I am trying to follow the Hugging Face DETR Tutorial for fine-tuning in my own dataset. Here they explain that some data augmentation techniques are applied.
Note regarding data augmentation
DETR actually uses several image augmentations during training. One of them is scale augmentation: they set the min_size randomly to be one of [480, 512, 544, 576, 608, 640, 672, 704, 736, 768, 800] as can be seen here.
However, we are not going to add any of the augmentations that are used in the original implementation during training. It works fine without them
However, I want to add more, such as zoom, hsv variations, etc. The dataset class definition is as follows:
import torchvision
import os
class CocoDetection(torchvision.datasets.CocoDetection):
def __init__(self, img_folder, processor, train=True):
ann_file = os.path.join(img_folder, "custom_train.json" if train else "custom_val.json")
super(CocoDetection, self).__init__(img_folder, ann_file)
self.processor = processor
def __getitem__(self, idx):
# read in PIL image and target in COCO
img, target = super(CocoDetection, self).__getitem__(idx)
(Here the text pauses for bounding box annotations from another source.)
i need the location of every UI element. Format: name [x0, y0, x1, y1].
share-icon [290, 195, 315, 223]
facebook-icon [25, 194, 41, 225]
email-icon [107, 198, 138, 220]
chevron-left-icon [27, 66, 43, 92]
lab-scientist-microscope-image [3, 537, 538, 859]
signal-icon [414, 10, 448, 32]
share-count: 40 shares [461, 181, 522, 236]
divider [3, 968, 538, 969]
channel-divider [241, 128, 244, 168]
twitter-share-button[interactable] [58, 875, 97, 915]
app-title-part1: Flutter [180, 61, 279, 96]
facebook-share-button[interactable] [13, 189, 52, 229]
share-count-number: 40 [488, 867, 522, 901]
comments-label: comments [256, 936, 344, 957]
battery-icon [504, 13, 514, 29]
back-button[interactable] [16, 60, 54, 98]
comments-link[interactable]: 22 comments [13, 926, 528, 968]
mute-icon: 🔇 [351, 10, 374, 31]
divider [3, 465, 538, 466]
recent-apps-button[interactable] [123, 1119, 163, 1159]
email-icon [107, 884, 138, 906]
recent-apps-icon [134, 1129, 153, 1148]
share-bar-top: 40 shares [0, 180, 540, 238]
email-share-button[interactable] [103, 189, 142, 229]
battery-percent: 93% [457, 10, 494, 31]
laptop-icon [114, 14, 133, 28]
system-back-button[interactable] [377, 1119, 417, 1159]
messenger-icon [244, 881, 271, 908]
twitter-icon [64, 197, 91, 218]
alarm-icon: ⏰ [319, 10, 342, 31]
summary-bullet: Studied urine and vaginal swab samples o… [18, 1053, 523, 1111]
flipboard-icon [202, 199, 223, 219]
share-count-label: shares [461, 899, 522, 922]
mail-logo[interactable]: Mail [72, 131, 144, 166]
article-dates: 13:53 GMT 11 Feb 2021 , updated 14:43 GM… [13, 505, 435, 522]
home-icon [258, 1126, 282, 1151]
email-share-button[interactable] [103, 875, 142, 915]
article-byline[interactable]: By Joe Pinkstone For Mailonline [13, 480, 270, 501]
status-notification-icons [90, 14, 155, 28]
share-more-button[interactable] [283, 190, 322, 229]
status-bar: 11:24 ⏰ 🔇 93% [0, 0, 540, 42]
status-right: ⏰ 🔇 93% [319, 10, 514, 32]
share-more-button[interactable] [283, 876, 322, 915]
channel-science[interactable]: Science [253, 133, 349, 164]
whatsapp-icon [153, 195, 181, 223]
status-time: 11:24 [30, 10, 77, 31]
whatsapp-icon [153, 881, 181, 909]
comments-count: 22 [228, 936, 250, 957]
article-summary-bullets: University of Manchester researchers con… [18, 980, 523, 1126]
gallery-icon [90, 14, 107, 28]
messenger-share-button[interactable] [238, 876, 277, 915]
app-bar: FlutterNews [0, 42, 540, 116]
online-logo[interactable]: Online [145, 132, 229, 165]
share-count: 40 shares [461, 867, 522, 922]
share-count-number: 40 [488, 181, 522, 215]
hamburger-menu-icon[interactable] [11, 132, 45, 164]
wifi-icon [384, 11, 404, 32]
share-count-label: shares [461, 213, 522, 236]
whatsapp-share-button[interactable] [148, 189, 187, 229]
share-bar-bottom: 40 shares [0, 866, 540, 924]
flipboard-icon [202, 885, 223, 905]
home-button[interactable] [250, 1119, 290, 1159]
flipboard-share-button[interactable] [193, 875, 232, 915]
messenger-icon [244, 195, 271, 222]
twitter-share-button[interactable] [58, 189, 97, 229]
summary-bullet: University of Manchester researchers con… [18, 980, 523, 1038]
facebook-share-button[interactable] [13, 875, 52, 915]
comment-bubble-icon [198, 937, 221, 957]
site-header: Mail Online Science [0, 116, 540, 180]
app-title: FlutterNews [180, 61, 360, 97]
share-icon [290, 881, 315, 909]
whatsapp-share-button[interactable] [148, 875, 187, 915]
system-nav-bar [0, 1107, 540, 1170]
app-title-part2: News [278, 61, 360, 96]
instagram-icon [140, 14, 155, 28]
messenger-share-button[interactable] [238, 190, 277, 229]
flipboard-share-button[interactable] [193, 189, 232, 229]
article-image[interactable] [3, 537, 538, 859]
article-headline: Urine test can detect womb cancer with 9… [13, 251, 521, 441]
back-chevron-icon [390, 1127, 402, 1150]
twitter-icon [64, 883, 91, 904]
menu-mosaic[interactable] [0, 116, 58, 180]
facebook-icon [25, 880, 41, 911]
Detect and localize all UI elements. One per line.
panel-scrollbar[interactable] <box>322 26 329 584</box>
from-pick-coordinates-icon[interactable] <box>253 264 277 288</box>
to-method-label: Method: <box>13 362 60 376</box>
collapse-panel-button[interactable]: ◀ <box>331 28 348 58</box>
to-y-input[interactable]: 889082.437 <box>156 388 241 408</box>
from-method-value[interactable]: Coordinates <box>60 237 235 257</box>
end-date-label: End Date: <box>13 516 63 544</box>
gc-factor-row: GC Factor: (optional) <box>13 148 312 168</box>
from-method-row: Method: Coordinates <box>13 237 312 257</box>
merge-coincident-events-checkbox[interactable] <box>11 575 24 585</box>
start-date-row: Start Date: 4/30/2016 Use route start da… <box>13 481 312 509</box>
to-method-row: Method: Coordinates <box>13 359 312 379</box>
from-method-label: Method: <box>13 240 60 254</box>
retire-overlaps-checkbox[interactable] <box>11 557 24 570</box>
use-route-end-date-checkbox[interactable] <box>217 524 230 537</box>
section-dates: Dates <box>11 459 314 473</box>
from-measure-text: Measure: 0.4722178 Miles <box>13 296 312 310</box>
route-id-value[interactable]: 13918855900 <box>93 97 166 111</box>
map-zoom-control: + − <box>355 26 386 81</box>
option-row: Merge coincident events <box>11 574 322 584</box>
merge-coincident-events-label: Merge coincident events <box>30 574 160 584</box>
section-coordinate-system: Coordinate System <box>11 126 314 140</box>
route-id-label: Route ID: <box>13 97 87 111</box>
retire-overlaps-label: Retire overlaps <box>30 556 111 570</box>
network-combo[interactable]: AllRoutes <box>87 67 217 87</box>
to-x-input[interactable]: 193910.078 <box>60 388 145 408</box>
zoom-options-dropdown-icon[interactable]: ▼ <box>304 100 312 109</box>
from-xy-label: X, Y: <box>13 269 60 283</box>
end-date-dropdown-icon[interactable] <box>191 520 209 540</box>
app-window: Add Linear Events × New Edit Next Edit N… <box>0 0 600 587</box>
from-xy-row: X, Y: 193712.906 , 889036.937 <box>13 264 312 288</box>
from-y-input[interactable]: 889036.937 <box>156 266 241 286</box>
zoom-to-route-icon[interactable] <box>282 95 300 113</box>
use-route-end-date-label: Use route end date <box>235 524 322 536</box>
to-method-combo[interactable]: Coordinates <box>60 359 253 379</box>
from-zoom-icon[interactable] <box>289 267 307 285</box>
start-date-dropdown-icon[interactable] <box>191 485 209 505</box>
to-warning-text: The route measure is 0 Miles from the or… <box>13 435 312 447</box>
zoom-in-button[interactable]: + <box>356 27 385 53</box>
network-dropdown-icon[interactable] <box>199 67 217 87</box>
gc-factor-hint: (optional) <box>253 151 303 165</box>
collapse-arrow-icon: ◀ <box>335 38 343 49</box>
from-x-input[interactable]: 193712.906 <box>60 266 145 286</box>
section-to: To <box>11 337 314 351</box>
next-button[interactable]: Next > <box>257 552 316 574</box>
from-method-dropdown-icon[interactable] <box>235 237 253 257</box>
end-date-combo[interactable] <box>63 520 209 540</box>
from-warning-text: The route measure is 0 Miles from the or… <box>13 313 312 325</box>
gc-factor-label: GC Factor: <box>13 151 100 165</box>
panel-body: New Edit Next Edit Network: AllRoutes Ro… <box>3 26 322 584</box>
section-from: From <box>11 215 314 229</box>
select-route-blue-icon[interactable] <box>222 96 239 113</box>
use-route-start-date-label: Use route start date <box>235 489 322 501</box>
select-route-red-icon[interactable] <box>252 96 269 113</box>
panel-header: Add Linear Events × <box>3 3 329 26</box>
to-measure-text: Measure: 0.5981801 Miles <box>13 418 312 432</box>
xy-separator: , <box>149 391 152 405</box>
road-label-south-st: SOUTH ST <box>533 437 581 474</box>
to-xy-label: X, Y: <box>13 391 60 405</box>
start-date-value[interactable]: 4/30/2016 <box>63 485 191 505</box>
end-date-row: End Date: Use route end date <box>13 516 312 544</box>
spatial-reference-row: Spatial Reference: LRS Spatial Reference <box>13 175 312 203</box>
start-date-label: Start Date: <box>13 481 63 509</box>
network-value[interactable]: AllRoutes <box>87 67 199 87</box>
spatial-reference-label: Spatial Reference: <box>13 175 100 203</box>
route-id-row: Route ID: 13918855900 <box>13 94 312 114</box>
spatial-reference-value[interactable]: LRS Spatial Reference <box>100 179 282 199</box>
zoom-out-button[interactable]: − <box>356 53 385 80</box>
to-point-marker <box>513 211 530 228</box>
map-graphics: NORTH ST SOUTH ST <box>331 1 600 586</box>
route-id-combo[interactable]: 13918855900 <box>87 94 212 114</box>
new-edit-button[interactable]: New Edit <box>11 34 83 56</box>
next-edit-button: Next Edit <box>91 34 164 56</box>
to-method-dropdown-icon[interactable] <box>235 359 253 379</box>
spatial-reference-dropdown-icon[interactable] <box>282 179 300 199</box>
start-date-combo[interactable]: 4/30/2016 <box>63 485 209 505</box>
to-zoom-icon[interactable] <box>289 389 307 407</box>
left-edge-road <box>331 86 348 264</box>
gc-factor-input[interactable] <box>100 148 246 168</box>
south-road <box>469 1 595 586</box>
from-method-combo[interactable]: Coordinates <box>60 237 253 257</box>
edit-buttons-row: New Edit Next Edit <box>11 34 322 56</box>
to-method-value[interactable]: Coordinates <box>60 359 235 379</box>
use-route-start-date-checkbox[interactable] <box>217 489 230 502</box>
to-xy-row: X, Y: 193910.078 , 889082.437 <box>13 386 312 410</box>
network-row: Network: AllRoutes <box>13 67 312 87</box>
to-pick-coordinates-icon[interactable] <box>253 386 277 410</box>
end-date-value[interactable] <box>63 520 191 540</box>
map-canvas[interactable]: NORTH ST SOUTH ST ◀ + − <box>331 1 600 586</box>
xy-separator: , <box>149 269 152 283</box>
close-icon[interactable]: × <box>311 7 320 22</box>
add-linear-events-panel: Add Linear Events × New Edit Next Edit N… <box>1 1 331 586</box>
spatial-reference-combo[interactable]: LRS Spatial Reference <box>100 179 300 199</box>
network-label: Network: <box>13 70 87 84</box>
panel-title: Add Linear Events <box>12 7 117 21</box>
# preprocess image and target (converting target to DETR format, resizing + normalization of both image and target)
image_id = self.ids[idx]
target = {'image_id': image_id, 'annotations': target}
encoding = self.processor(images=img, annotations=target, return_tensors="pt")
pixel_values = encoding["pixel_values"].squeeze() # remove batch dimension
target = encoding["labels"][0] # remove batch dimension
return pixel_values, target
The preprocessor_config.json read by HuggingFace to load the model includes:
{
"do_normalize": true,
"do_resize": true,
"feature_extractor_type": "DetrFeatureExtractor",
"format": "coco_detection",
"image_mean": [
0.485,
0.456,
0.406
],
"image_std": [
0.229,
0.224,
0.225
],
"max_size": 1333,
"size": 800
}
Which already includes the mean and variation for augmentation. As a new user in HuggingFace, I do not know if repeating that in the typical torchvision.transforms.compose([])
would affect on anything, or should we discard adding it as it is already done here in the json file?
I didn't find anything similar on the Internet. It is probably a dummy question but I don't know how and where to add the augmentations. Could anyone make an example, given my situation?
Any help is appreciated.
Thank you so much